One of the last things that baby Isabella did before her death was to appear to smile at her devastated parents.
"My ultimate goal, in Isabella's name, is to now have everybody who is expecting to be fully screened during their pregnancy," Jazmine said.
"The heart is the vital organ in the body that every unborn child should be screened for possible defects or abnormalities with."
Jazmine has now started a social media appeal and appeared on TV3 to garner support for her specialist screening plea.
"The key thing is preparation. Parents deserve to know as early as possible if they face a potential situation like ours."
"If we'd known a little earlier, we could have prepared ourselves and prepared our seven year old son, Keelan."
"We would have been prepared for the fact that we weren't going to be bringing Isabella home they way we wanted to."
"We never, in our worst moment, ever thought we would be bringing our little girl home dead and strapped into a baby seat in our car."
Jazmine said the hardest thing she has ever endured was arriving home from Isabella's funeral to the sight of baby bottles ready by the kettle.
"I don't want any other mother or father to go through what we have. That's why I believe every pregnant Irish mum deserves to have their baby exhaustively screened at key stages in their pregnancy."
"I don't want anyone else to go through this. I want Isabella's legacy to be a screening programme that we can all be proud of," she said.
Jazmine underwent routine screening during her pregnancy but it did not pick up the heart defect that Isabella had developed.

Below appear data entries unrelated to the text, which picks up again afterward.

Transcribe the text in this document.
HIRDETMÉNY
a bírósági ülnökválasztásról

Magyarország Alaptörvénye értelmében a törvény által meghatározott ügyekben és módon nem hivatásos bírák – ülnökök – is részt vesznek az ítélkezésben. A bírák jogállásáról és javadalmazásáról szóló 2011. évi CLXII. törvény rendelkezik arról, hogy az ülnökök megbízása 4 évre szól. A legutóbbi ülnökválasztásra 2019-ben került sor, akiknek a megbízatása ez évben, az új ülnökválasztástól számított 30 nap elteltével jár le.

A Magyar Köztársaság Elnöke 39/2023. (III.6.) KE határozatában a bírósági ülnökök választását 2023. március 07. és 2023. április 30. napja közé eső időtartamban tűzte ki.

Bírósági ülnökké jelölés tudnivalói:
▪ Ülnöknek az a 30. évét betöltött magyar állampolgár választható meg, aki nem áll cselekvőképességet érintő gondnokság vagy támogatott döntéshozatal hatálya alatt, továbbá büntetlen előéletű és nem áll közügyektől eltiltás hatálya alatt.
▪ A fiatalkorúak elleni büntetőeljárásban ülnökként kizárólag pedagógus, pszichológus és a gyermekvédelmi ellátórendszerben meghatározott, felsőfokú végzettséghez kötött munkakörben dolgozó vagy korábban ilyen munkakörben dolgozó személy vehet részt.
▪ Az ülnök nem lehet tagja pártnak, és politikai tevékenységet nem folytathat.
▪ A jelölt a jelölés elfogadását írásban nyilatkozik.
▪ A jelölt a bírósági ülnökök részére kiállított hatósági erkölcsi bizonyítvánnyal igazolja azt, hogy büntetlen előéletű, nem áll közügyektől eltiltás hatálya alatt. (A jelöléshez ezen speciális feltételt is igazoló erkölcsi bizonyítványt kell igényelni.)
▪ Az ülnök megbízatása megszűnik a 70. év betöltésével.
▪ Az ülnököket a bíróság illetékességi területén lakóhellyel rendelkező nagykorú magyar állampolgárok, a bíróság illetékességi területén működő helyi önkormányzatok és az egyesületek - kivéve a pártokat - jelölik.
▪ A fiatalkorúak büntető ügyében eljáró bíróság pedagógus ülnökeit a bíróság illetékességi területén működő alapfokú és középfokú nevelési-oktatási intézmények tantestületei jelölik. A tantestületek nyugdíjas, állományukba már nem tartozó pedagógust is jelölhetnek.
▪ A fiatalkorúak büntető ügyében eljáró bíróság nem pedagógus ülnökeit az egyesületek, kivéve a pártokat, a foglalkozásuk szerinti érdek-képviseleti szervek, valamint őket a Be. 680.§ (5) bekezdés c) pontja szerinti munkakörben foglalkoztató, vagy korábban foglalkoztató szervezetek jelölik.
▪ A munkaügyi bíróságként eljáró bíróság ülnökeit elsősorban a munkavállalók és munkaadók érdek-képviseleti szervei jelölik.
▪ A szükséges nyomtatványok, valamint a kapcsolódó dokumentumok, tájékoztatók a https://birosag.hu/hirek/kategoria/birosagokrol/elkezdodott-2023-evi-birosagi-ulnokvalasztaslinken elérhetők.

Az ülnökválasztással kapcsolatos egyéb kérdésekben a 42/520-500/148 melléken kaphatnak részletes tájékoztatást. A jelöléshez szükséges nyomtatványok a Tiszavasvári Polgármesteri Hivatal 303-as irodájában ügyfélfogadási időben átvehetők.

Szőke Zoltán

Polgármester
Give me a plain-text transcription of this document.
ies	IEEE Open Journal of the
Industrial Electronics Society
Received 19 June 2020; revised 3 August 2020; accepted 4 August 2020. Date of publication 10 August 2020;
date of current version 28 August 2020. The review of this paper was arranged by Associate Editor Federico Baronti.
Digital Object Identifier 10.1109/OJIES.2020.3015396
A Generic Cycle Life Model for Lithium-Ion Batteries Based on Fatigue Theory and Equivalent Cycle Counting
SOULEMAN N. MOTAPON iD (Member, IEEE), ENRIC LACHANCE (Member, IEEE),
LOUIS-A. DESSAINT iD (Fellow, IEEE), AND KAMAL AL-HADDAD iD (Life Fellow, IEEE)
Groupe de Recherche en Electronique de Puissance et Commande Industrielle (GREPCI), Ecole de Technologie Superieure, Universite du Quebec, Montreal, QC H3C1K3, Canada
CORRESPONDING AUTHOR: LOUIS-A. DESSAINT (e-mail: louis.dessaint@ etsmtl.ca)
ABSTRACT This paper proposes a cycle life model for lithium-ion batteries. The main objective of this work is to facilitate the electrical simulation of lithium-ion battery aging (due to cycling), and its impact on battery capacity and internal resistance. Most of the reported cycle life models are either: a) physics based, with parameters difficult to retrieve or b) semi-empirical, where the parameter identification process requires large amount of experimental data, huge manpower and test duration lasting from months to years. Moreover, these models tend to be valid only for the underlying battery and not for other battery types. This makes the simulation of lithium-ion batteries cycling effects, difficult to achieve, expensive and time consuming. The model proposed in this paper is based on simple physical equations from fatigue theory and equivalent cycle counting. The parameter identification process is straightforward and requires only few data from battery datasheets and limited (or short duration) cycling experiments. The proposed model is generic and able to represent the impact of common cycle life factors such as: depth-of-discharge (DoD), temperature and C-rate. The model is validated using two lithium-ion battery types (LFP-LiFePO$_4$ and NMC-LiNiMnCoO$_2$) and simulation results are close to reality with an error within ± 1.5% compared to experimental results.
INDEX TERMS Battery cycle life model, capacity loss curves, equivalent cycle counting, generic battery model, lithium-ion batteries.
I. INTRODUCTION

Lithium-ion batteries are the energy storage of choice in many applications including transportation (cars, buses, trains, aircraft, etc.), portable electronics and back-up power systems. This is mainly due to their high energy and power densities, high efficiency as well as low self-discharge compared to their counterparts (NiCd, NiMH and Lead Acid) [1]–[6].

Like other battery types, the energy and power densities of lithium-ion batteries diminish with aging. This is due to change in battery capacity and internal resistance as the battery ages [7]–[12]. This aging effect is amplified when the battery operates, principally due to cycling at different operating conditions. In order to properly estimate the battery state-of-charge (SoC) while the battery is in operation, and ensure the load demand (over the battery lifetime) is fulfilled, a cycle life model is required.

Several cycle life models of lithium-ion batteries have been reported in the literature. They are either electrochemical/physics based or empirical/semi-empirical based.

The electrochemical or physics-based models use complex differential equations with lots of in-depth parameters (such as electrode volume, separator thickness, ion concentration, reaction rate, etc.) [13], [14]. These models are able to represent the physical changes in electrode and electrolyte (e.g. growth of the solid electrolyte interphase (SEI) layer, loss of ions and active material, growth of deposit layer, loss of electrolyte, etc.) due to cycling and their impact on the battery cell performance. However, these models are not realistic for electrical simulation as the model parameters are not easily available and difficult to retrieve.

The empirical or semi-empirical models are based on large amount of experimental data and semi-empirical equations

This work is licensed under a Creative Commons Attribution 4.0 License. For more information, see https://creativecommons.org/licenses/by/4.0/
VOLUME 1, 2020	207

To be honest we were really distraught with the above articles title 'Mum handed dead baby at Dublin hospital so infant could be strapped into seat launches campaign in memory of Isabella' which was created by Ralph Reigel this is certainly not what our campaign is about, it was so painful to even have the word 'dead' along with Isabella's name, the pain of loosing her is still so raw, I am her mother and yet I would never say this cold and thoughtless word.Unfortunately many other media outlets did use this title also but thankfully to those many people who commented they realized by reading the article's content that this was not our reason behind our campaign.
Upon my trip to Dublin I actually made a visit to Crumlin to personally apologize about this title and explain that I did not promote this in any way and that my main focus was on creating awareness for CHD and gain the Ministers attention with regards to proper screening procedures, I thanked them with all my heart for doing all they can to make our Isabella as comfortable as possible in her final days, all of the Crumlin staff are amazing and we can never fault them in any way.
I have two children one of which gained her wings and became an angel at 6 days old. My mission is to create awareness for congenital heart disease (CHD) and promoting better screening for all ladies who are pregnant. We want to help any other parent who's child has CHD or who is walking the same path as ourselves of loosing a child. Our angel Isabella was sent here for a reason and I believe her story will do just that.